Cristhian Fernando Caje Rodriguez

Doutor em Antropologia Social

 

http://lattes.cnpq.br/1347295103852372

cristhiancaje@gmail.com

“Remo – nosso esporte – requer água limpa”: lixo, resíduos sólidos e experiências inovadoras de tratamento de água entre clubes de remo no Brasil e na Holanda.

 

O esgoto e o lixo dizem respeito a atletas e apoiadores da prática de remo nas cidades de Florianópolis e Amsterdã. A paisagem urbana de ambas cidades é cercada por canais de água, que se tornam lugares perfeitos para a prática desse esporte, além de fazer parte da rotina da vida cotidiana dos seus moradores e turistas. Portanto, o desafio de como lidar com os resíduos sólidos e a poluição dos rios afeta a realidade dos atletas de remo dos dois países.

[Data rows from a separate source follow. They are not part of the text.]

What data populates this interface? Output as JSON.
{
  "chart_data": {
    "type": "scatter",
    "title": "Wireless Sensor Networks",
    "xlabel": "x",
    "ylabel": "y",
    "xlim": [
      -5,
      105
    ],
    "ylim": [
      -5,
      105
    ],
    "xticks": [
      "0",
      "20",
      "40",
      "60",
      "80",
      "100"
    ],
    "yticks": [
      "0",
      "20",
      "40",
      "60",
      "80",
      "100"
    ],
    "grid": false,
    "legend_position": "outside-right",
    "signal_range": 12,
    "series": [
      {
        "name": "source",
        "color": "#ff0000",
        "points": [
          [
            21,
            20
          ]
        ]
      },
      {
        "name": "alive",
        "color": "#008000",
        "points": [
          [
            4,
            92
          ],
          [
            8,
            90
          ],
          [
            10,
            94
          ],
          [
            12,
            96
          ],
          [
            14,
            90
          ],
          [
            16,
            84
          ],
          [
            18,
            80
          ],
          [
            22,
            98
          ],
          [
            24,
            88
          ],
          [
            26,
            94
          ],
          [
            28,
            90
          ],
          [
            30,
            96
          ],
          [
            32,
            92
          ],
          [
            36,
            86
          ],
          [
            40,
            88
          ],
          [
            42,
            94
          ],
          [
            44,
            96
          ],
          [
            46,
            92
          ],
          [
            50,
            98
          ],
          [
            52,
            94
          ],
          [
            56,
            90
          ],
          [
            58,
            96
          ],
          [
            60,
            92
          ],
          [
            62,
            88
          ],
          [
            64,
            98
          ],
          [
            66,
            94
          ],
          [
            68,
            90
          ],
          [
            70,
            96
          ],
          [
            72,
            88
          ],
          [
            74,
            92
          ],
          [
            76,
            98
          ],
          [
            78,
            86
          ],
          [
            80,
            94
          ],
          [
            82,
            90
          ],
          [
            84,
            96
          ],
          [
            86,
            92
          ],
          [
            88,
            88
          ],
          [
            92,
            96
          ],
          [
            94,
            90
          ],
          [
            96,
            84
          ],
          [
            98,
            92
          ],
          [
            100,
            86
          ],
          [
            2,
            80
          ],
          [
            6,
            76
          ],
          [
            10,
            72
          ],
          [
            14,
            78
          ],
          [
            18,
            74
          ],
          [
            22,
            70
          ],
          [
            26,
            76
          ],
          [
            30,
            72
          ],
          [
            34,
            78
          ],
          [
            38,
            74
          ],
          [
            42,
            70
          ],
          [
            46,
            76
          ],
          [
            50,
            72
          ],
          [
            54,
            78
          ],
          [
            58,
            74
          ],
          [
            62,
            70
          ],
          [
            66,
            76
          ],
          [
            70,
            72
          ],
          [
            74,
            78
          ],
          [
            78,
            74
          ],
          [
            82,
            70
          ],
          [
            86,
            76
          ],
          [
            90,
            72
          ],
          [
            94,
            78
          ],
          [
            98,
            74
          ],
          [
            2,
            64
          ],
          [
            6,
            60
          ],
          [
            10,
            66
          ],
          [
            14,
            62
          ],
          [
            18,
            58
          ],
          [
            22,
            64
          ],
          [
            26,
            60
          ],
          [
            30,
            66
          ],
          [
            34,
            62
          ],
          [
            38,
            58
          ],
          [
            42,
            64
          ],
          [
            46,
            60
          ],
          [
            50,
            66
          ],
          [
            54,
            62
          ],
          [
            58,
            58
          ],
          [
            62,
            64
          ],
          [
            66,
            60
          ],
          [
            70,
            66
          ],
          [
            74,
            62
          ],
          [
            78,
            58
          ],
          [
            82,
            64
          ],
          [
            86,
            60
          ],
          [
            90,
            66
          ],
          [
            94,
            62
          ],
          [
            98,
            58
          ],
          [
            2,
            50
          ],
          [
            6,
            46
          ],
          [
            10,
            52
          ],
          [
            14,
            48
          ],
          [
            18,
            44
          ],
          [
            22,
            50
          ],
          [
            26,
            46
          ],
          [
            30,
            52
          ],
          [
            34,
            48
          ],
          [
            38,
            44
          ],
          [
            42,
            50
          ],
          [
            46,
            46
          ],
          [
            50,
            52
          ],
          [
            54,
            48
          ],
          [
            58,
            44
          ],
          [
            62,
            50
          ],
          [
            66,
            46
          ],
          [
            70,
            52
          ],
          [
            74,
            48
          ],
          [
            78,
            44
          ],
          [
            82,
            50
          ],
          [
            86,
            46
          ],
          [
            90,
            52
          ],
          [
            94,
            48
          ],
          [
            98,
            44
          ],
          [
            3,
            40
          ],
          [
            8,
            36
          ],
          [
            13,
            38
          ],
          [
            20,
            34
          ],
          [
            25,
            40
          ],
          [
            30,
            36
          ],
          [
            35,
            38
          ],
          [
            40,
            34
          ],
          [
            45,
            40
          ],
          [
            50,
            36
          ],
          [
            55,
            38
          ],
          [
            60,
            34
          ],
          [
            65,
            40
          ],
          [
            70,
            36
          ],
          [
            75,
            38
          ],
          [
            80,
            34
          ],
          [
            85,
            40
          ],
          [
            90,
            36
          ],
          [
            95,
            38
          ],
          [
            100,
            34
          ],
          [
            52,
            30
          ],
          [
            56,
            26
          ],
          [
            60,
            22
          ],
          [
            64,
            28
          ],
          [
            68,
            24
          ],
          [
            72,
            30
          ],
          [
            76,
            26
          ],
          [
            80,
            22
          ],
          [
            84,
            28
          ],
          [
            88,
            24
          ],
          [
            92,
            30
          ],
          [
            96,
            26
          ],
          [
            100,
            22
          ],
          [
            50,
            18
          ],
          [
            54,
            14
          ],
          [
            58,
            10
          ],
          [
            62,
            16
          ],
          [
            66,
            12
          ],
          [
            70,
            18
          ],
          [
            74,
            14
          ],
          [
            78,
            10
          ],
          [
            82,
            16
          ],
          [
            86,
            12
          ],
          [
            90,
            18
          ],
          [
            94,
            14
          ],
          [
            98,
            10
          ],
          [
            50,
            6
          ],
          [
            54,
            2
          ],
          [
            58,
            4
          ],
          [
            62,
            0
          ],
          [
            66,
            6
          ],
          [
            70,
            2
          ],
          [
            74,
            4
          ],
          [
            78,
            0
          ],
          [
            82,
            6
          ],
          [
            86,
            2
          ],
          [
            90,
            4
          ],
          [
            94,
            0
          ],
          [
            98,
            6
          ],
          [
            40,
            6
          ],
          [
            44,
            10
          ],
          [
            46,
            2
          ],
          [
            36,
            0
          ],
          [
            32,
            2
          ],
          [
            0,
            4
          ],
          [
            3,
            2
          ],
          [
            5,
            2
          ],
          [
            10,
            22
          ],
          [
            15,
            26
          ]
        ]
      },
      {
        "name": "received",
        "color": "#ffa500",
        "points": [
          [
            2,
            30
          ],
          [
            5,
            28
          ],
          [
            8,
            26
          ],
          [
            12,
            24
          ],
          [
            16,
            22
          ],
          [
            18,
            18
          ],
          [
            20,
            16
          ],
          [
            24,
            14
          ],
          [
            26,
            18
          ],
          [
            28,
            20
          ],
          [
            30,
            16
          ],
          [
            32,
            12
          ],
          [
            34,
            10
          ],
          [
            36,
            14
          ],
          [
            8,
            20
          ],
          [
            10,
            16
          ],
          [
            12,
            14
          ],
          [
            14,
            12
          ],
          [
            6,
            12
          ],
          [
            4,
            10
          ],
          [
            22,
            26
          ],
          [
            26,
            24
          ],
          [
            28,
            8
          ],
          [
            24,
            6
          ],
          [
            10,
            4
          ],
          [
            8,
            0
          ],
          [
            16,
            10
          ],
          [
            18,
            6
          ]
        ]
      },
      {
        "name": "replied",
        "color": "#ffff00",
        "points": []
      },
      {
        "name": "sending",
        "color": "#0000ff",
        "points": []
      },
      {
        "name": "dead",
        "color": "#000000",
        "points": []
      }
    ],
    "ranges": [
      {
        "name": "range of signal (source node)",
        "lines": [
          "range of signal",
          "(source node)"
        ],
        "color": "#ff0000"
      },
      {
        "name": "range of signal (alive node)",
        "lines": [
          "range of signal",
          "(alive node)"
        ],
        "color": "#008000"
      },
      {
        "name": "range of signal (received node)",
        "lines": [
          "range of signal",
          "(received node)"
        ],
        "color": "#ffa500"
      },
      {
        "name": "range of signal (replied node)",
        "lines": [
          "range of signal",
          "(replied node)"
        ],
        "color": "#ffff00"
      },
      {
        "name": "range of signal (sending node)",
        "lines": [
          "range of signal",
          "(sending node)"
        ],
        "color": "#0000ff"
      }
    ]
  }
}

A poluição das aguas tem sido frequentemente tratada como um “problema cultural local”, como resultado de má administração publica ou mesmo relacionada aos níveis de desenvolvimento de recursos humanos. Este trabalho apresenta dados de um estudo que traz à tona os aspectos que envolvem hábitos e mudanças culturais nessas duas cidades relacionados ao problema de lixo e resíduos sólidos nas águas. Contribuindo para o debate e trazendo experiências inovadoras sobre como as pessoas lidam com o que chamamos de “lixo”, mas que pode ser visto com outros olhos, como um material valioso e potencialmente colaborar com outras áreas do conhecimento. O remo é um esporte que requer água limpa, portanto os remadores têm boas razões para serem membros do Movimento da Água Limpa, um grupo global e aliança estratégica com o WWF International (Fundo Mundial para a Natureza) com o Departamento de Sustentabilidade da Federação Internacional de Remo Mundial, responsável pela aplicação de práticas ambientalmente sustentáveis no uso e gerenciamento dos recursos hídricos. Este trabalho espera contribuir para continuar a estabelecer pontes de relacionamento e trocar experiências entre esses dois países, a partir de ações compartilhadas entre atletas do remo e pesquisadores do lixo.